Problem napiwków to jedna z podstawowych rzeczy na jaką zwracam uwagę szkoląc rezydentów biur podróży i pilotów wycieczek. Tłumaczę, że są kraje, w których ich brak, może oznaczać kłopoty. Obsługa hotelu czy kierowcy pozbawieni pieniędzy, na które mocno liczyli potrafią zrobić awanturę pilotowi. Skarżą się przełożonym i generalnie robią wiele by zamanifestować swoje rozczarowanie. Ci, którzy po raz pierwszy pracują z Polakami, o wszystko oskarżają pilota myśląc, że to on zabronił dawać napiwki albo zgarnął je sobie. W głowie im się nie mieści, że turyści mogą nie dać napiwków.
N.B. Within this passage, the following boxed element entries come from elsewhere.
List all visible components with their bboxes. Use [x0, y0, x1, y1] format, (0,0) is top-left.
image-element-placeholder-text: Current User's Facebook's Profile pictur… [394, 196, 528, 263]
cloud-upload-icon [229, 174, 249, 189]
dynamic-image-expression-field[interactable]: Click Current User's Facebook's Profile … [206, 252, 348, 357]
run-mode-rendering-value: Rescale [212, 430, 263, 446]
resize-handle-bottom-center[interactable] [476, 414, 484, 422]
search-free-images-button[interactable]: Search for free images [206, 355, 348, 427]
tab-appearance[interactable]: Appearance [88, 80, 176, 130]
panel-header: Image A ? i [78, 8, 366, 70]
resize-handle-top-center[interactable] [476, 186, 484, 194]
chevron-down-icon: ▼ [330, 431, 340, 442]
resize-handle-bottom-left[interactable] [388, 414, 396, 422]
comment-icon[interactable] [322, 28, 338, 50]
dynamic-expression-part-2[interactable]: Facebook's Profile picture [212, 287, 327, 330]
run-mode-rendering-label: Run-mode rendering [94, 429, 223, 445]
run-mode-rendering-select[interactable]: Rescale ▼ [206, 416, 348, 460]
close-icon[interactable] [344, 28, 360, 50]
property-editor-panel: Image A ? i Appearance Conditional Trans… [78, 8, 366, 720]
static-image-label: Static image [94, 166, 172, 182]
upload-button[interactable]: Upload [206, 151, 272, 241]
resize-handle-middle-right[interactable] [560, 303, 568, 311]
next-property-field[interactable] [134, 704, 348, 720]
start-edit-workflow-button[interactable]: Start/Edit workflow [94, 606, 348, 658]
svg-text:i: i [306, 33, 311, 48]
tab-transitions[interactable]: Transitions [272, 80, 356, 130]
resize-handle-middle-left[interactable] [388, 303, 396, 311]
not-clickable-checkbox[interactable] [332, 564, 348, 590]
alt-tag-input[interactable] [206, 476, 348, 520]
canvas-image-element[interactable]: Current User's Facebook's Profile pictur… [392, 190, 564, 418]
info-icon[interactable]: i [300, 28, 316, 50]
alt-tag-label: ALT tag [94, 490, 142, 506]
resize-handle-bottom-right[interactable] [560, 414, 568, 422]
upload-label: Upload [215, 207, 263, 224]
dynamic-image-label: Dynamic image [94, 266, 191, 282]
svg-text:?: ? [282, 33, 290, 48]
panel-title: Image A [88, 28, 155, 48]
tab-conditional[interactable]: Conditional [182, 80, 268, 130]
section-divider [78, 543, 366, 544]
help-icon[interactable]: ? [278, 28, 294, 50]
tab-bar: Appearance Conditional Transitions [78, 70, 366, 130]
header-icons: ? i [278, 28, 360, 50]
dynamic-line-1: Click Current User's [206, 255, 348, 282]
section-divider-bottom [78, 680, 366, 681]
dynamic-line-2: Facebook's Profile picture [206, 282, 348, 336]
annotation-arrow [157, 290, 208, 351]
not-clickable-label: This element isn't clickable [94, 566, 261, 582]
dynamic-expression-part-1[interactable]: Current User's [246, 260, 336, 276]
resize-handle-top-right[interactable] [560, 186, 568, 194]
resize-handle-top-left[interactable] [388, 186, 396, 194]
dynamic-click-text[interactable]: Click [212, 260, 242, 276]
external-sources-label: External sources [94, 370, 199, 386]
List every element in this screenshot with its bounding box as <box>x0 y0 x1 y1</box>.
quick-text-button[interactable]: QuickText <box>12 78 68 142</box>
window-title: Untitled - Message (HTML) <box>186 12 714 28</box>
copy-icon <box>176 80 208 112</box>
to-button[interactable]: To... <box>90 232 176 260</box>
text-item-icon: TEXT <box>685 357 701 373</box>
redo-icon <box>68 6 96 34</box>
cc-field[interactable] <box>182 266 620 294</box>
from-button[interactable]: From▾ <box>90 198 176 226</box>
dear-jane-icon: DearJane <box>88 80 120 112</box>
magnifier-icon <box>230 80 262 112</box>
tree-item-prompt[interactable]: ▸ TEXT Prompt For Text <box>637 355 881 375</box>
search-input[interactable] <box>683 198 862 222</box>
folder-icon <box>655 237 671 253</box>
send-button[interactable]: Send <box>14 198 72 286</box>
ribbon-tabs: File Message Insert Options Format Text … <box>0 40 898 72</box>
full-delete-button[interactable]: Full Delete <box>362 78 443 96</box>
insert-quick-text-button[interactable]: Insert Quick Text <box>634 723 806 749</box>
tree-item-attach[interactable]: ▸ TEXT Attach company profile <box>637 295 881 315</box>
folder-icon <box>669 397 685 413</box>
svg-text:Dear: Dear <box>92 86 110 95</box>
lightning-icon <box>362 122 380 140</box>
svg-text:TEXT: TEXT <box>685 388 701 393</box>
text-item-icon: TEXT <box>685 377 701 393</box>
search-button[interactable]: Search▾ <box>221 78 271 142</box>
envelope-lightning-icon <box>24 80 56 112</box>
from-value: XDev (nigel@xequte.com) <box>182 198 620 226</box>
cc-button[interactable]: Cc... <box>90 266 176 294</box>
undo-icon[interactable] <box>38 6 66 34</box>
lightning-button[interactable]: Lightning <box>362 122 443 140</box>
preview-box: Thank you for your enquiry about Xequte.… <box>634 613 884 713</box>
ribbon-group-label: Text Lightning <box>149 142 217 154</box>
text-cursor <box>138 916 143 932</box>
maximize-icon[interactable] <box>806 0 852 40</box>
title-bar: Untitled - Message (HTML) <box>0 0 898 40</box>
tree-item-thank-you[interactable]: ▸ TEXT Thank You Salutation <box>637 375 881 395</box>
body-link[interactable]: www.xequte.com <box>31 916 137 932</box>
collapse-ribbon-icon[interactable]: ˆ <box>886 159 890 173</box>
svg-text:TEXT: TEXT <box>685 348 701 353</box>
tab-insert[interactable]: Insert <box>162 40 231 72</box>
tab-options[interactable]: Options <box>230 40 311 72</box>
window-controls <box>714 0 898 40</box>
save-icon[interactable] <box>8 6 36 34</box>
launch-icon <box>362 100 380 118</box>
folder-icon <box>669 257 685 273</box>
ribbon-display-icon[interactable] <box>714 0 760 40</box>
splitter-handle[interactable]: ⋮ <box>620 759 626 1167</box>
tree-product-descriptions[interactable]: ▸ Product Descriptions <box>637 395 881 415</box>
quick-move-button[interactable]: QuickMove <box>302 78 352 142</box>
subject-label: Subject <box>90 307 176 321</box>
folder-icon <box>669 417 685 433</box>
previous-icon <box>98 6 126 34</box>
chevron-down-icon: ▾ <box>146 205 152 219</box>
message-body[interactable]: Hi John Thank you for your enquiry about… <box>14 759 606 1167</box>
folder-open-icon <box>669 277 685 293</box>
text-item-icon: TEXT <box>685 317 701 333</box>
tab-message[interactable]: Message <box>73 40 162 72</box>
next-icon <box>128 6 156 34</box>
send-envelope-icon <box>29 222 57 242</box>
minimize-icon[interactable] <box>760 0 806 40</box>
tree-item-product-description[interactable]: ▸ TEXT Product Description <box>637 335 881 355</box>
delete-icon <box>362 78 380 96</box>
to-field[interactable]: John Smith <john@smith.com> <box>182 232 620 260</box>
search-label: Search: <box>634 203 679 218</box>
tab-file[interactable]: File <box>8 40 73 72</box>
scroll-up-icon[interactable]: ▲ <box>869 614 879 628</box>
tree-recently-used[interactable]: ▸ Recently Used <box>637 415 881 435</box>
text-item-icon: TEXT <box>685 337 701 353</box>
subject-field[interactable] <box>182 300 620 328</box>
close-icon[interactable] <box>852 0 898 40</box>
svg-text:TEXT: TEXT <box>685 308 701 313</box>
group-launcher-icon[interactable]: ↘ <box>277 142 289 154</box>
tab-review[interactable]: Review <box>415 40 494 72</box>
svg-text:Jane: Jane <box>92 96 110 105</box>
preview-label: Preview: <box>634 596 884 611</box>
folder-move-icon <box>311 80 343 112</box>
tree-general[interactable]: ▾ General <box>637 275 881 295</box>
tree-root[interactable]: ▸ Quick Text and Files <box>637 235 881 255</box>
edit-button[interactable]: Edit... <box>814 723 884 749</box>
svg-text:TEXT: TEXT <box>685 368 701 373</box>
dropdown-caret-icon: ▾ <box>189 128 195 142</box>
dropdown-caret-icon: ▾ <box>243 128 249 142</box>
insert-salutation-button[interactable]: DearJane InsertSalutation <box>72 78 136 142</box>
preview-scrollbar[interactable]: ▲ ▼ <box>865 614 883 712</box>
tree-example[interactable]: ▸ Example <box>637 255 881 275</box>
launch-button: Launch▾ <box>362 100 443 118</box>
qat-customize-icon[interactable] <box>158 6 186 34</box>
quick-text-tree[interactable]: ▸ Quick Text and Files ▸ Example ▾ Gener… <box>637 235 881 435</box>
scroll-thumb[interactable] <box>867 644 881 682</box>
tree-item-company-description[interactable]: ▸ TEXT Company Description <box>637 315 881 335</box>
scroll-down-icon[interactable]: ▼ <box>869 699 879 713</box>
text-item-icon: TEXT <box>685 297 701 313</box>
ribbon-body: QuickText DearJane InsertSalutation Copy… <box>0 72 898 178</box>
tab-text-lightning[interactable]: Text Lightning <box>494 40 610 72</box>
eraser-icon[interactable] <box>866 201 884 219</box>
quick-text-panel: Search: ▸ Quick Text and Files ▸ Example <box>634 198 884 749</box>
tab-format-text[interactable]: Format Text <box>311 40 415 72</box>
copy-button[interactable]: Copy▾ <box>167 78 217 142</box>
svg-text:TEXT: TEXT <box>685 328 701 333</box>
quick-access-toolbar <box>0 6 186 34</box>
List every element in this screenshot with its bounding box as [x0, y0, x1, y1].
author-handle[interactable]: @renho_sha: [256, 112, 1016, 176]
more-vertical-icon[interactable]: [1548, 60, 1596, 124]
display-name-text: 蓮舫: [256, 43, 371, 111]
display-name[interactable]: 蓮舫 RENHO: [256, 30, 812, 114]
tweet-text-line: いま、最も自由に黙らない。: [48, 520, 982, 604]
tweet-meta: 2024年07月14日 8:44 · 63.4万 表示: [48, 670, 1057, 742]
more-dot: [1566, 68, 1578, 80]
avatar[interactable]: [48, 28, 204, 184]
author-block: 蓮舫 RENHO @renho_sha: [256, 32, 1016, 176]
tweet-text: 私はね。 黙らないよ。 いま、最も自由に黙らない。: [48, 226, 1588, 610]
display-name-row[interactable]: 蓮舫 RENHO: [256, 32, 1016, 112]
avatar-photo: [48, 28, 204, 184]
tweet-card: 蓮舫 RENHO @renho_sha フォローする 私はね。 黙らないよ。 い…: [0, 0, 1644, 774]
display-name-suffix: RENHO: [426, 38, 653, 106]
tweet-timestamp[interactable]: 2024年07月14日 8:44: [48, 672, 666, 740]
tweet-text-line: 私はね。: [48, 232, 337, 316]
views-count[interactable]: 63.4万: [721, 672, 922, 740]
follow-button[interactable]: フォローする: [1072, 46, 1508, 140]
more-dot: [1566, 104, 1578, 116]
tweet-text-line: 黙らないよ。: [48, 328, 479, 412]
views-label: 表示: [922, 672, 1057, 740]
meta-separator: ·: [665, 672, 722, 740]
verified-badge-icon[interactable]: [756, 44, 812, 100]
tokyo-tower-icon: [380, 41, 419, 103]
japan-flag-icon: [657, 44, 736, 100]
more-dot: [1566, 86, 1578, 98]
Proszę się nie dziwić. Spróbujmy postawić się w roli jednego z pracowników branży turystycznej, który nie ma stałej pensji lub ma tylko symboliczną, a cały jego dochód pochodzi z napiwków. Co się stanie jeśli przyjedzie wycieczka z Polski i napiwków nie będzie?! Przesadzam? Nie. Znam wiele przypadków, gdzie np. lokalni przewodnicy, nauczeni już doświadczeniem, robili co mogli by nie dostać polskiej grupy.
Tu, wielu turystom należy się wyjaśnienie. Są kraje (pozaeuropejskie), gdzie, np. wspomniani wyżej przewodnicy, pracują za darmo! Tak duża jest konkurencja, że lokalne biura wykorzystują to bez skrupułów. Mają pracownika za darmo, a wyżywić się ma on z napiwków. Tak wygląda rynek pracy. Jest bezwzględny. Nieuczciwe? Pewnie tak, ale pamiętajmy, że za to mamy tańsze wycieczki! Gdyby w Egipcie, Tunezji, Palestynie czy Indiach, prawo pracy było takie jak w Europie, nasze wymarzone wakacje byłyby droższe.
Oczywiście, można by pomyśleć o turystycznym odpowiedniku Fair Trade (Sprawiedliwy Handel). O promocji biur, które organizowałyby wycieczki dbając o wszystkich pracowników i podwykonawców, również w tych dalekich, egzotycznych krajach. Ale póki co, jedynym sposobem na uczciwą zapłatę za ich pracę są napiwki. Dlatego zachęcam do ich wręczania.